The de-Broglie wavelength of a particle having kinetic energy $$E$$ is $$\lambda$$. How much extra energy must be given to this particle so that the de-Broglie wavelength reduces to 75% of the initial value?

We start with the well-known de-Broglie relation for any material particle, which states that the wavelength associated with a particle is given by

$$\lambda=\frac{h}{p},$$

where $$h$$ is Planck’s constant and $$p$$ is the linear momentum of the particle.

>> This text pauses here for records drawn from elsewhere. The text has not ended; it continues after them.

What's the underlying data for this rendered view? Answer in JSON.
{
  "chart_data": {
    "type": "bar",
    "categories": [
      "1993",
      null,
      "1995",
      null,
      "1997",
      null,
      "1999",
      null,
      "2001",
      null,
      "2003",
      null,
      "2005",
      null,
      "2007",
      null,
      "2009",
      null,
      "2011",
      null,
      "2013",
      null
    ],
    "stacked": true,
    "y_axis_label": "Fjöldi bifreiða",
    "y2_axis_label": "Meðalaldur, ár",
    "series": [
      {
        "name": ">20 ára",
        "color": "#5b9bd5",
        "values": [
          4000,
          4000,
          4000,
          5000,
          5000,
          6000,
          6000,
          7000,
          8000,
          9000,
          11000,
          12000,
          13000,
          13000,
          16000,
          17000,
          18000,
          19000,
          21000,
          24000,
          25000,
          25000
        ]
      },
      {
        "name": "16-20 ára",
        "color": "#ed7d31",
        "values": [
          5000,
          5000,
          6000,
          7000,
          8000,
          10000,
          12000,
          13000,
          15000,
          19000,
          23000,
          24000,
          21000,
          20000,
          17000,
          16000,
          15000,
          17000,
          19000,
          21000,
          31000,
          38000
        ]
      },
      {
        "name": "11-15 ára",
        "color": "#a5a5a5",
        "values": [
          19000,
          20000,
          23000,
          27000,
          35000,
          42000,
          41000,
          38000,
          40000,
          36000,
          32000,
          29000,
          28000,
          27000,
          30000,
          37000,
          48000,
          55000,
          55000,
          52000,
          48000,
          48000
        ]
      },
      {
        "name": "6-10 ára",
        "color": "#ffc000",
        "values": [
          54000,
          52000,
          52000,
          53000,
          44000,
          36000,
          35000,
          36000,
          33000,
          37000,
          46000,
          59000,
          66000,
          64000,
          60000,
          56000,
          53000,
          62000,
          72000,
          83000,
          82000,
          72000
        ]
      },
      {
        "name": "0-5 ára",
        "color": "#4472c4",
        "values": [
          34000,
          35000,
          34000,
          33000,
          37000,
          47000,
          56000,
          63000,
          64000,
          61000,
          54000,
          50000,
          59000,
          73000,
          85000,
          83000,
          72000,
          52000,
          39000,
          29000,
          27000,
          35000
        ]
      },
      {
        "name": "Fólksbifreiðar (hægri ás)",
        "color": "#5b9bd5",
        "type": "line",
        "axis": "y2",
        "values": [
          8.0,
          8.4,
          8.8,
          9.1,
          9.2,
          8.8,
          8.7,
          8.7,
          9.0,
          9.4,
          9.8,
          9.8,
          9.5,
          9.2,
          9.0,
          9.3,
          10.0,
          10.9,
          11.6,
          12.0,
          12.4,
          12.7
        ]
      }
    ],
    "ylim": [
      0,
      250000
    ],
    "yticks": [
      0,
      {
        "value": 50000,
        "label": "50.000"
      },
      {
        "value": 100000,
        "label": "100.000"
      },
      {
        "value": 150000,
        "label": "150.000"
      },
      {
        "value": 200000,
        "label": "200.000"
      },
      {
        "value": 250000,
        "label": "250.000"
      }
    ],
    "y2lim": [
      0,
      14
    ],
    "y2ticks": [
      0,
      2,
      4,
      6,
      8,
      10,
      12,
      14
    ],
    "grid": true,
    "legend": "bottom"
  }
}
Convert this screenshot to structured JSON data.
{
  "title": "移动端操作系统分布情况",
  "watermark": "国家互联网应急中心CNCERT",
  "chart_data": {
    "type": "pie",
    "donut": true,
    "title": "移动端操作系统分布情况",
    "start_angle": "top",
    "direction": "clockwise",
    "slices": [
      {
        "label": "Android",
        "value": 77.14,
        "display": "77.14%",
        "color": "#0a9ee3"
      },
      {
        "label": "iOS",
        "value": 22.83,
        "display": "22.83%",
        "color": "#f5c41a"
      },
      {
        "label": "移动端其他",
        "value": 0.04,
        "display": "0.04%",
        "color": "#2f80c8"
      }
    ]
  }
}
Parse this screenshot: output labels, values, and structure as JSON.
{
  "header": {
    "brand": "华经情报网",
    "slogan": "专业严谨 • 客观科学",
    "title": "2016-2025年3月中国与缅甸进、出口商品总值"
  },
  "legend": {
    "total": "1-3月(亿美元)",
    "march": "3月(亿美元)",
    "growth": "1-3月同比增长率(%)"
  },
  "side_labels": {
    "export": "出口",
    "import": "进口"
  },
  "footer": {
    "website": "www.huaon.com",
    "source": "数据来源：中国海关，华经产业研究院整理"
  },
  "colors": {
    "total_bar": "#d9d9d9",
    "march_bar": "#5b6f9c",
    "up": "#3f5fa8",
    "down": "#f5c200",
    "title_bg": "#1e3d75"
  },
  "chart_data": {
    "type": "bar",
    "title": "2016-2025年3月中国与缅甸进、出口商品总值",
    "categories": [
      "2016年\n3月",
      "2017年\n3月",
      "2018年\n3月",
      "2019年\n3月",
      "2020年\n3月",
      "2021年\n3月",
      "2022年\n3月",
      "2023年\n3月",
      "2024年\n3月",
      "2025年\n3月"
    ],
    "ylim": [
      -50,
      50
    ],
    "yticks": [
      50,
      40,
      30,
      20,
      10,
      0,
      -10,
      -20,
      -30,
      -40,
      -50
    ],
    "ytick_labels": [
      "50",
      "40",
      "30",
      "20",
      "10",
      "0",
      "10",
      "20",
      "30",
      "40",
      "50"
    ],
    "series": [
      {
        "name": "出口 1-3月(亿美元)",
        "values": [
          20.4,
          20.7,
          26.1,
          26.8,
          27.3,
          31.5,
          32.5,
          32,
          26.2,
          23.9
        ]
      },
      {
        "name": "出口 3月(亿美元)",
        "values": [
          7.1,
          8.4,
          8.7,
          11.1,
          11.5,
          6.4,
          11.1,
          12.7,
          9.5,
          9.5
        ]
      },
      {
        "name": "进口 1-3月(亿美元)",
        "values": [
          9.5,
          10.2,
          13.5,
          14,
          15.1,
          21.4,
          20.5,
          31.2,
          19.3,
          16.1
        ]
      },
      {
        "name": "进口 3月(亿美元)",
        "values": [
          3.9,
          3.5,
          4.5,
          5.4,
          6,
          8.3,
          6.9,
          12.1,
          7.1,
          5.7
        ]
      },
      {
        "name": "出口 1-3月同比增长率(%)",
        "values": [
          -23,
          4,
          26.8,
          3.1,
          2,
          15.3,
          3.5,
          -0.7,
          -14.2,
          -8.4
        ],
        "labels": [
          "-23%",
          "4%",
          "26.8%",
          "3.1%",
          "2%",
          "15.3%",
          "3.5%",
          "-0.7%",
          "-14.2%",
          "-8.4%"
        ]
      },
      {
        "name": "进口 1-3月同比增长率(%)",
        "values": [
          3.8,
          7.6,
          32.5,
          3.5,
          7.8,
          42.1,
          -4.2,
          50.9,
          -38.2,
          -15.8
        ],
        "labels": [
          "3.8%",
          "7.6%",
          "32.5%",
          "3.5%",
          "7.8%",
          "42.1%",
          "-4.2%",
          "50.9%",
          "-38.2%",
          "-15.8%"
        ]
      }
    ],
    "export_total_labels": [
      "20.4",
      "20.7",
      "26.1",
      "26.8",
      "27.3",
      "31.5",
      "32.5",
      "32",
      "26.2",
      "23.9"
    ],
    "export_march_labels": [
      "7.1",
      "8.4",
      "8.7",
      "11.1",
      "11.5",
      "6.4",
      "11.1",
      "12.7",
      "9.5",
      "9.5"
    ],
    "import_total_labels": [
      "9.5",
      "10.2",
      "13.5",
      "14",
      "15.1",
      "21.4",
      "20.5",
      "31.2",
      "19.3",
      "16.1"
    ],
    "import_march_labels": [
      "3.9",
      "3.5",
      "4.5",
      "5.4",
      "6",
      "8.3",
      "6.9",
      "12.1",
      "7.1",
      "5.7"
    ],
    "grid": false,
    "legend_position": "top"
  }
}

For a non-relativistic particle, the kinetic energy $$E$$ is related to the momentum by the formula

$$E=\frac{p^{2}}{2m},$$

where $$m$$ is the mass of the particle. Solving this equation for $$p$$ gives

$$p=\sqrt{2mE}.$$

Substituting this expression for $$p$$ back into the de-Broglie formula, we obtain

$$\lambda=\frac{h}{\sqrt{2mE}}.$$

From this last equation we notice an important proportionality:

$$\lambda\propto\frac{1}{\sqrt{E}}.$$

Now, let the initial kinetic energy be $$E$$ and the corresponding wavelength be $$\lambda$$. Suppose we supply extra energy so that the new kinetic energy becomes $$E'$$ and the new wavelength becomes $$\lambda'$$. According to the problem statement, the wavelength is reduced to 75 % of its initial value, so we have

$$\lambda' = 0.75\,\lambda=\frac{3}{4}\,\lambda.$$

Using the proportionality $$\lambda\propto\frac{1}{\sqrt{E}}$$ for both the initial and final states, we can write

$$\frac{\lambda'}{\lambda}=\sqrt{\frac{E}{E'}}.$$

Substituting $$\lambda'/\lambda = 3/4$$ into this equation gives

$$\frac{3}{4}=\sqrt{\frac{E}{E'}}.$$

Now we square both sides to remove the square root:

$$\left(\frac{3}{4}\right)^{2} = \frac{E}{E'}.$$

This simplifies to

$$\frac{9}{16} = \frac{E}{E'}.$$

Rearranging to solve for $$E'$$ gives

$$E' = \frac{16}{9}\,E.$$

The extra energy that must be supplied to the particle is the difference between the final and initial energies:

$$\text{Extra energy}=E' - E=\frac{16E}{9}-E=\frac{16E}{9}-\frac{9E}{9}=\frac{7E}{9}.$$

Hence, the correct answer is Option B.